I’d be remiss to skip over the tribal element altogether. I kind of just wanted to string a bunch of Cats together, but aggressive decks like this need a bit of reach, and tribal decks need a bit of synergy. In the end, I only included a couple copies of Obelisk of Urd to make the Cats really big. Harsh Mercy and Shared Triumph are worth consideration. I’d be worried Harsh Mercy would act more like a Diabolic Edict in many situations, but it could also serve as a complete blowout. Shared Triumph is a cheaper Glorious Anthem, but it will backfire when our opponents play their Cats . . . Yeah.

Obelisk of Urd
Harsh Mercy
Shared Triumph

So there’s not much in the way of tribal, but we do still have synergies.

Flagstones of Trokair
Flagstones of Trokair This legendary land works quite well with both Scythe Tiger and the landfall Cats. When we play a second copy, since it’s legendary, we’ll have to send one to our graveyard, triggering the ability to find another land. That can let us trigger landfall twice before even sacrificing a fetch land, of which we also have several. The same concept applies when sacrificing the Flagstones with Scythe Tiger—the land will replace itself, meaning both that we won’t be down a land and that we can generate an extra landfall trigger.

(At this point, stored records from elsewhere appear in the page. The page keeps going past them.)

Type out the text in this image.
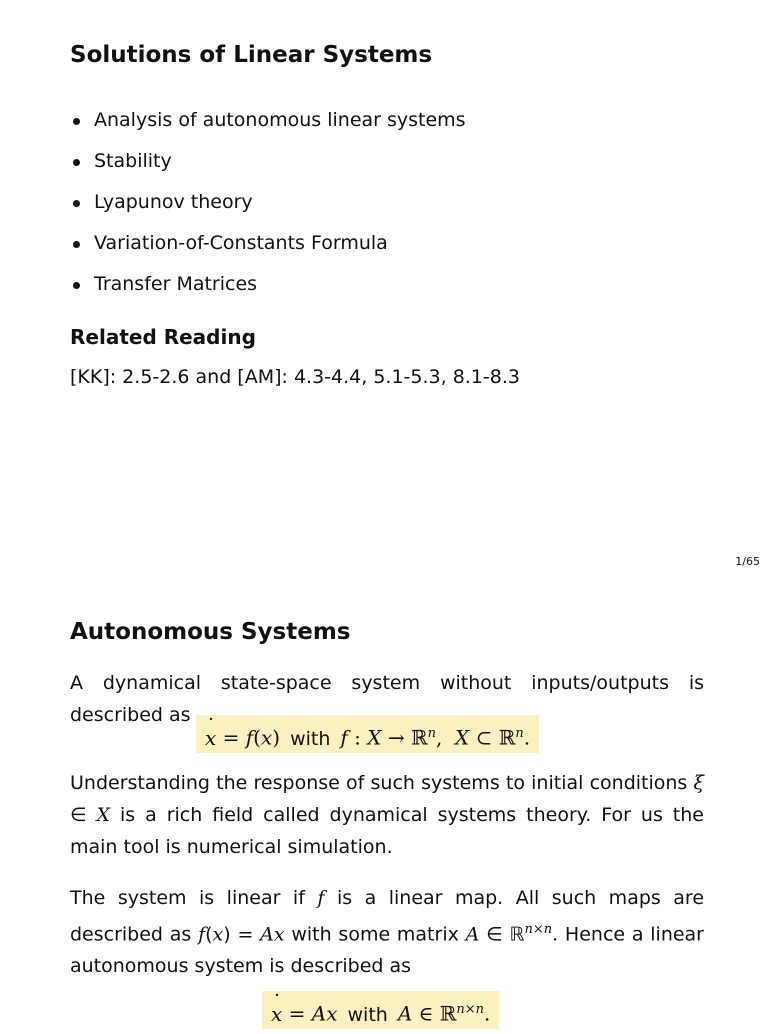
Solutions of Linear Systems
Analysis of autonomous linear systems
Stability
Lyapunov theory
Variation-of-Constants Formula
Transfer Matrices
Related Reading
[KK]: 2.5-2.6 and [AM]: 4.3-4.4, 5.1-5.3, 8.1-8.3
1/65
Autonomous Systems

A dynamical state-space system without inputs/outputs is described as

x ˙ = f(x) with f : X → ℝ$^n$,  X ⊂ ℝ$^n$.

Understanding the response of such systems to initial conditions ξ ∈ X is a rich field called dynamical systems theory. For us the main tool is numerical simulation.

The system is linear if f is a linear map. All such maps are described as f(x) = Ax with some matrix A ∈ ℝ$^{n\times n}$. Hence a linear autonomous system is described as

x ˙ = Ax with A ∈ ℝ$^{n\times n}$.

Note that Flagstones of Trokair used to work a bit better with landfall: Under the Champions of Kamigawa legend rule, both legendary permanents would be put into our graveyard when we played a second one, letting us trigger landfall an additional time.

Remember with fetch lands, such as our Windswept Heaths, that it’s not always necessary to crack them right away. With Scythe Leopard and Steppe Lynx, in a deck full of low mana costs, we’ll often want to keep uncracked fetch lands as potential combat tricks, only using them to deal extra damage with unblocked attackers, to avoid damage-based removal, and to gain the last bits of mana we’ll need to cast a Fleetfoot Panther or Obelisk of Urd.

So if you love cats, too, if you  . . . never mind. Liking cats is the only reason for this one.